1.6 — Choose the display

(a) Side-by-side box plots — best for comparing distributions of two groups.
(b) Stem-and-leaf plot — keeps every original value visible and works well for small data sets.
(c) Histogram — large data sets are easier to see as grouped frequencies than as individual values.

2 — Find the mistake

(a) The mistake is on Line 5.
(b) When an outlier is identified, the whisker does not extend to it. It stops at the largest data value still inside the fence (here, 22). The outlier 100 is plotted as a separate point beyond the whisker.
(c) Corrected statement: 100 > 40.25, so 100 is an outlier. The right whisker extends to 22 (the largest non-outlier), and 100 is plotted as an individual dot beyond the whisker.

3 — Open-ended challenge (sample solution)

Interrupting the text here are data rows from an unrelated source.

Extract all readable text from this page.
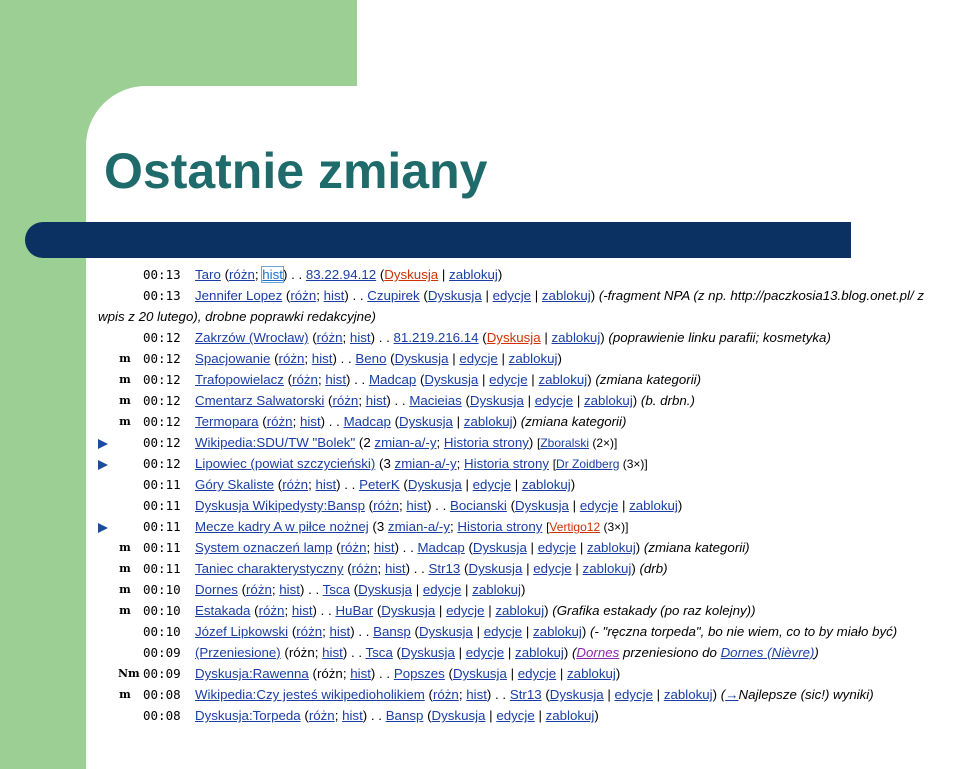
Ostatnie zmiany
00:13 Taro (różn; hist) . . 83.22.94.12 (Dyskusja | zablokuj)
00:13 Jennifer Lopez (różn; hist) . . Czupirek (Dyskusja | edycje | zablokuj) (-fragment NPA (z np. http://paczkosia13.blog.onet.pl/ z
wpis z 20 lutego), drobne poprawki redakcyjne)
00:12 Zakrzów (Wrocław) (różn; hist) . . 81.219.216.14 (Dyskusja | zablokuj) (poprawienie linku parafii; kosmetyka)
m 00:12 Spacjowanie (różn; hist) . . Beno (Dyskusja | edycje | zablokuj)
m 00:12 Trafopowielacz (różn; hist) . . Madcap (Dyskusja | edycje | zablokuj) (zmiana kategorii)
m 00:12 Cmentarz Salwatorski (różn; hist) . . Macieias (Dyskusja | edycje | zablokuj) (b. drbn.)
m 00:12 Termopara (różn; hist) . . Madcap (Dyskusja | zablokuj) (zmiana kategorii)
00:12 Wikipedia:SDU/TW "Bolek" (2 zmian-a/-y; Historia strony) [Zboralski (2×)]
00:12 Lipowiec (powiat szczycieński) (3 zmian-a/-y; Historia strony [Dr Zoidberg (3×)]
00:11 Góry Skaliste (różn; hist) . . PeterK (Dyskusja | edycje | zablokuj)
00:11 Dyskusja Wikipedysty:Bansp (różn; hist) . . Bocianski (Dyskusja | edycje | zablokuj)
00:11 Mecze kadry A w piłce nożnej (3 zmian-a/-y; Historia strony [Vertigo12 (3×)]
m 00:11 System oznaczeń lamp (różn; hist) . . Madcap (Dyskusja | edycje | zablokuj) (zmiana kategorii)
m 00:11 Taniec charakterystyczny (różn; hist) . . Str13 (Dyskusja | edycje | zablokuj) (drb)
m 00:10 Dornes (różn; hist) . . Tsca (Dyskusja | edycje | zablokuj)
m 00:10 Estakada (różn; hist) . . HuBar (Dyskusja | edycje | zablokuj) (Grafika estakady (po raz kolejny))
00:10 Józef Lipkowski (różn; hist) . . Bansp (Dyskusja | edycje | zablokuj) (- "ręczna torpeda", bo nie wiem, co to by miało być)
00:09 (Przeniesione) (różn; hist) . . Tsca (Dyskusja | edycje | zablokuj) (Dornes przeniesiono do Dornes (Nièvre))
Nm 00:09 Dyskusja:Rawenna (różn; hist) . . Popszes (Dyskusja | edycje | zablokuj)
m 00:08 Wikipedia:Czy jesteś wikipedioholikiem (różn; hist) . . Str13 (Dyskusja | edycje | zablokuj) (→Najlepsze (sic!) wyniki)
00:08 Dyskusja:Torpeda (różn; hist) . . Bansp (Dyskusja | edycje | zablokuj)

Pick a common median of 10.

Set X (roughly symmetric): 4, 6, 8, 9, 11, 12, 14, 16.
Min = 4, Max = 16. Median = (9 + 11) ÷ 2 = 10. Lower half: 4, 6, 8, 9 → Q1 = (6 + 8) ÷ 2 = 7. Upper half: 11, 12, 14, 16 → Q3 = (12 + 14) ÷ 2 = 13. IQR = 6.
Median sits in the middle of the box (10 − 7 = 3; 13 − 10 = 3) and whiskers are similar (4 − 4 = 4 and 16 − 13 = 3) → symmetric ✓.

Set Y (right-skewed, larger IQR): 5, 6, 7, 9, 11, 15, 22, 30.
Min = 5, Max = 30. Median = (9 + 11) ÷ 2 = 10. Lower half: 5, 6, 7, 9 → Q1 = (6 + 7) ÷ 2 = 6.5. Upper half: 11, 15, 22, 30 → Q3 = (15 + 22) ÷ 2 = 18.5. IQR = 12.
Right whisker (30 − 18.5 = 11.5) is much longer than the left (6.5 − 5 = 1.5), and median is closer to Q1 → right-skewed ✓. IQR 12 > 6 ✓.

Other valid pairs are fine. Any pair that meets the four bullets earns full marks.

Marking: 1 mark for matching medians, 1 mark for Set X symmetric (with values and IQR shown), 1 mark for Set Y skewed, 1 mark for Set Y IQR > Set X IQR.